I’ve always preferred music on headphones and at the time, my Walkman was a precious thing to me. I remember one day, listening to Brian Eno’s ‘Apollo’ in a really dismal supermarket and it removed me from the tedious banality of the surroundings and created a far better ‘soundtrack’ to the mundane sights around me. I thought at the time, that I’d like to try to create this aural experience with my own music at some point. Now as an ambient artist myself, the music I make has become something of a therapy for me – an internal retreat from an all too noisy world into somewhere stiller and calmer.

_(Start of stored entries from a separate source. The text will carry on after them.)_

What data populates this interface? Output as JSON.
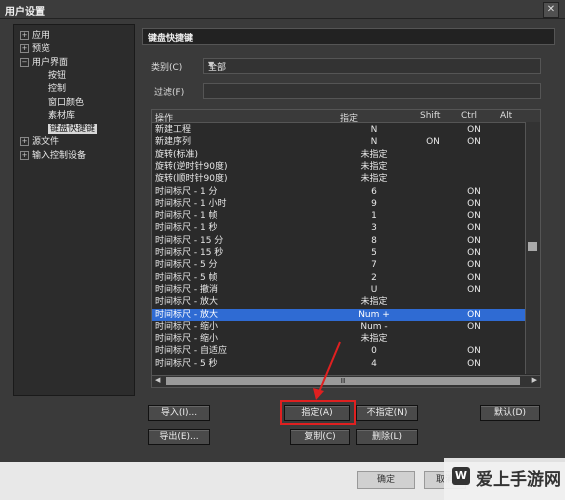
{
  "window": {
    "title": "用户设置",
    "close_glyph": "✕"
  },
  "tree": {
    "items": [
      {
        "label": "应用",
        "expander": "+"
      },
      {
        "label": "预览",
        "expander": "+"
      },
      {
        "label": "用户界面",
        "expander": "−"
      },
      {
        "label": "按钮"
      },
      {
        "label": "控制"
      },
      {
        "label": "窗口颜色"
      },
      {
        "label": "素材库"
      },
      {
        "label": "键盘快捷键",
        "selected": true
      },
      {
        "label": "源文件",
        "expander": "+"
      },
      {
        "label": "输入控制设备",
        "expander": "+"
      }
    ]
  },
  "panel": {
    "title": "键盘快捷键"
  },
  "category": {
    "label": "类别(C)",
    "value": "全部"
  },
  "filter": {
    "label": "过滤(F)",
    "value": ""
  },
  "table": {
    "headers": {
      "action": "操作",
      "assign": "指定",
      "shift": "Shift",
      "ctrl": "Ctrl",
      "alt": "Alt"
    },
    "rows": [
      {
        "action": "新建工程",
        "assign": "N",
        "shift": "",
        "ctrl": "ON",
        "alt": ""
      },
      {
        "action": "新建序列",
        "assign": "N",
        "shift": "ON",
        "ctrl": "ON",
        "alt": ""
      },
      {
        "action": "旋转(标准)",
        "assign": "未指定",
        "shift": "",
        "ctrl": "",
        "alt": ""
      },
      {
        "action": "旋转(逆时针90度)",
        "assign": "未指定",
        "shift": "",
        "ctrl": "",
        "alt": ""
      },
      {
        "action": "旋转(顺时针90度)",
        "assign": "未指定",
        "shift": "",
        "ctrl": "",
        "alt": ""
      },
      {
        "action": "时间标尺 - 1 分",
        "assign": "6",
        "shift": "",
        "ctrl": "ON",
        "alt": ""
      },
      {
        "action": "时间标尺 - 1 小时",
        "assign": "9",
        "shift": "",
        "ctrl": "ON",
        "alt": ""
      },
      {
        "action": "时间标尺 - 1 帧",
        "assign": "1",
        "shift": "",
        "ctrl": "ON",
        "alt": ""
      },
      {
        "action": "时间标尺 - 1 秒",
        "assign": "3",
        "shift": "",
        "ctrl": "ON",
        "alt": ""
      },
      {
        "action": "时间标尺 - 15 分",
        "assign": "8",
        "shift": "",
        "ctrl": "ON",
        "alt": ""
      },
      {
        "action": "时间标尺 - 15 秒",
        "assign": "5",
        "shift": "",
        "ctrl": "ON",
        "alt": ""
      },
      {
        "action": "时间标尺 - 5 分",
        "assign": "7",
        "shift": "",
        "ctrl": "ON",
        "alt": ""
      },
      {
        "action": "时间标尺 - 5 帧",
        "assign": "2",
        "shift": "",
        "ctrl": "ON",
        "alt": ""
      },
      {
        "action": "时间标尺 - 撤消",
        "assign": "U",
        "shift": "",
        "ctrl": "ON",
        "alt": ""
      },
      {
        "action": "时间标尺 - 放大",
        "assign": "未指定",
        "shift": "",
        "ctrl": "",
        "alt": ""
      },
      {
        "action": "时间标尺 - 放大",
        "assign": "Num +",
        "shift": "",
        "ctrl": "ON",
        "alt": "",
        "selected": true
      },
      {
        "action": "时间标尺 - 缩小",
        "assign": "Num -",
        "shift": "",
        "ctrl": "ON",
        "alt": ""
      },
      {
        "action": "时间标尺 - 缩小",
        "assign": "未指定",
        "shift": "",
        "ctrl": "",
        "alt": ""
      },
      {
        "action": "时间标尺 - 自适应",
        "assign": "0",
        "shift": "",
        "ctrl": "ON",
        "alt": ""
      },
      {
        "action": "时间标尺 - 5 秒",
        "assign": "4",
        "shift": "",
        "ctrl": "ON",
        "alt": ""
      }
    ],
    "hscroll_glyph": "Ⅲ"
  },
  "buttons": {
    "import": "导入(I)...",
    "export": "导出(E)...",
    "assign": "指定(A)",
    "unassign": "不指定(N)",
    "copy": "复制(C)",
    "delete": "删除(L)",
    "default": "默认(D)",
    "ok": "确定",
    "cancel": "取消"
  },
  "watermark": {
    "text": "爱上手游网",
    "logo_glyph": "W"
  },
  "colors": {
    "selection": "#2f6bd3",
    "annotation": "#e02020"
  }
}
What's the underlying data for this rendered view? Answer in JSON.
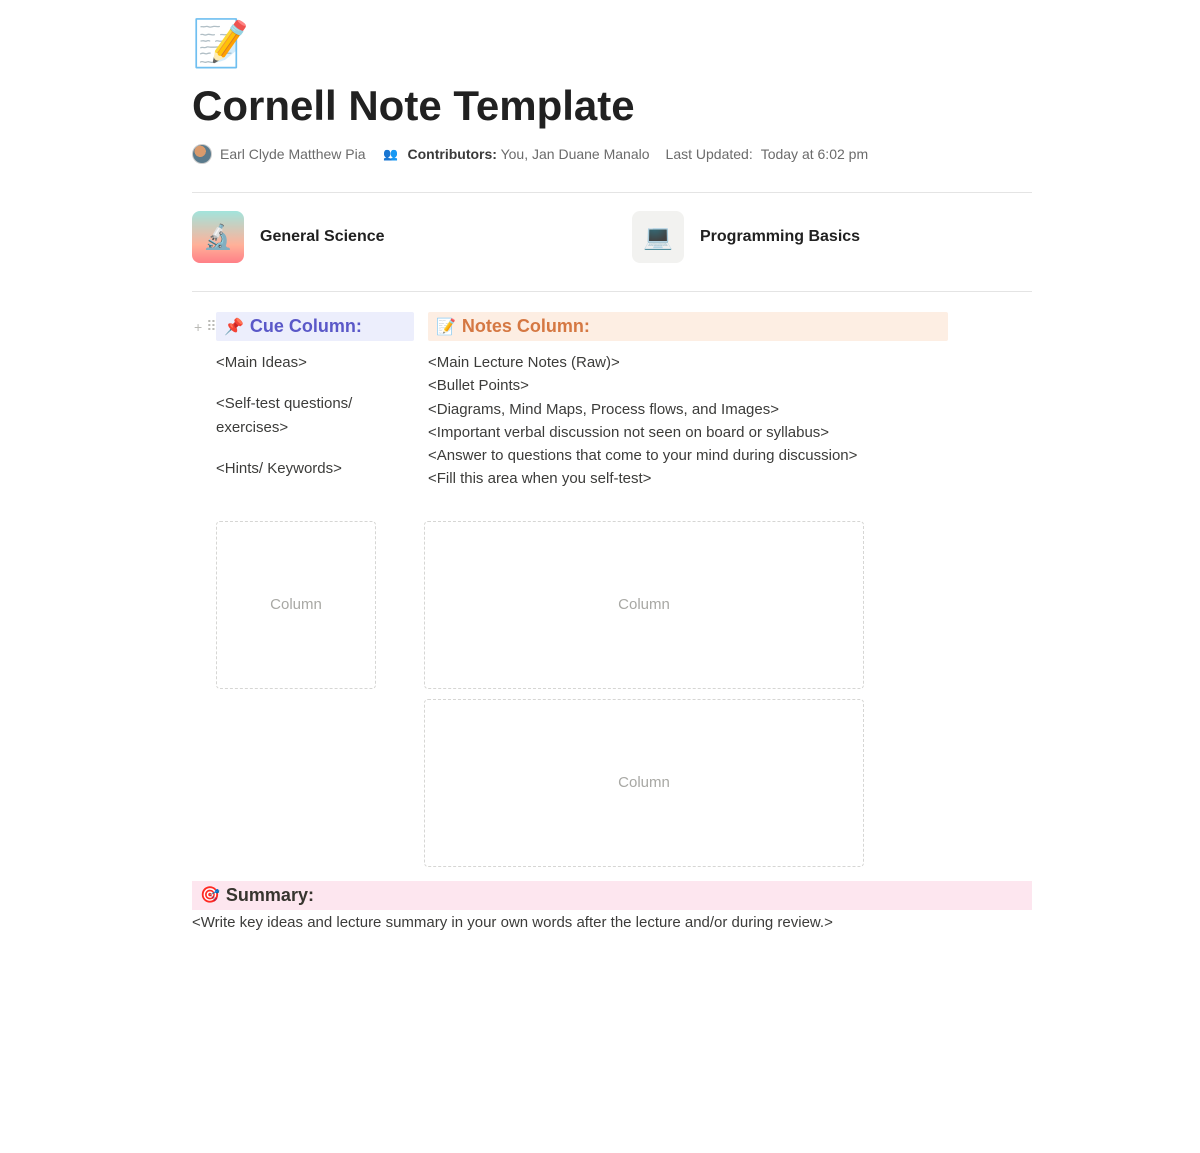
{
  "header": {
    "icon": "📝",
    "title": "Cornell Note Template",
    "author": "Earl Clyde Matthew Pia",
    "contributors_label": "Contributors:",
    "contributors": "You, Jan Duane Manalo",
    "last_updated_label": "Last Updated:",
    "last_updated": "Today at 6:02 pm"
  },
  "cards": [
    {
      "icon": "🔬",
      "title": "General Science"
    },
    {
      "icon": "💻",
      "title": "Programming Basics"
    }
  ],
  "cue": {
    "heading_icon": "📌",
    "heading": "Cue Column:",
    "items": [
      "<Main Ideas>",
      "",
      "<Self-test questions/ exercises>",
      "",
      "<Hints/ Keywords>"
    ]
  },
  "notes": {
    "heading_icon": "📝",
    "heading": "Notes Column:",
    "items": [
      "<Main Lecture Notes (Raw)>",
      "<Bullet Points>",
      "<Diagrams, Mind Maps, Process flows, and Images>",
      "<Important verbal discussion not seen on board or syllabus>",
      "<Answer to questions that come to your mind during discussion>",
      "<Fill this area when you self-test>"
    ]
  },
  "placeholders": {
    "label": "Column"
  },
  "summary": {
    "heading_icon": "🎯",
    "heading": "Summary:",
    "body": "<Write key ideas and lecture summary in your own words after the lecture and/or during review.>"
  },
  "gutter": {
    "plus": "+",
    "drag": "⠿"
  }
}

My preference for ambient is for the tonal, continuous work of Eno, Harold Budd and David Sylvian’s instrumental work (to refer to some well known artists). I find the distractions of the glitchy end of the spectrum to be at odds with what I require from listening to a music that (to me) is primarily reflective. I’m a fan of ‘electronic’ music (in the broadest sense of the term), but I make a distinction in this case. I suppose this is all a bit rich for someone who’s favourite band is Killing Joke !, but I feel different types of music are appropriate for different times and I listen to the noisy stuff far less than I do the quiet musics.
IRIS album update:
‘IRIS’ is currently being worked on, it’s an increasingly large project which I hope to have finished by early 2015. In the meantime, I released a ‘single’ yesterday from the work-in-progress material from the album. The track’s title is ‘Supernature‘ and is somewhat more experimental than the rest of the material which will comprise the album, so I thought I’d release it separately.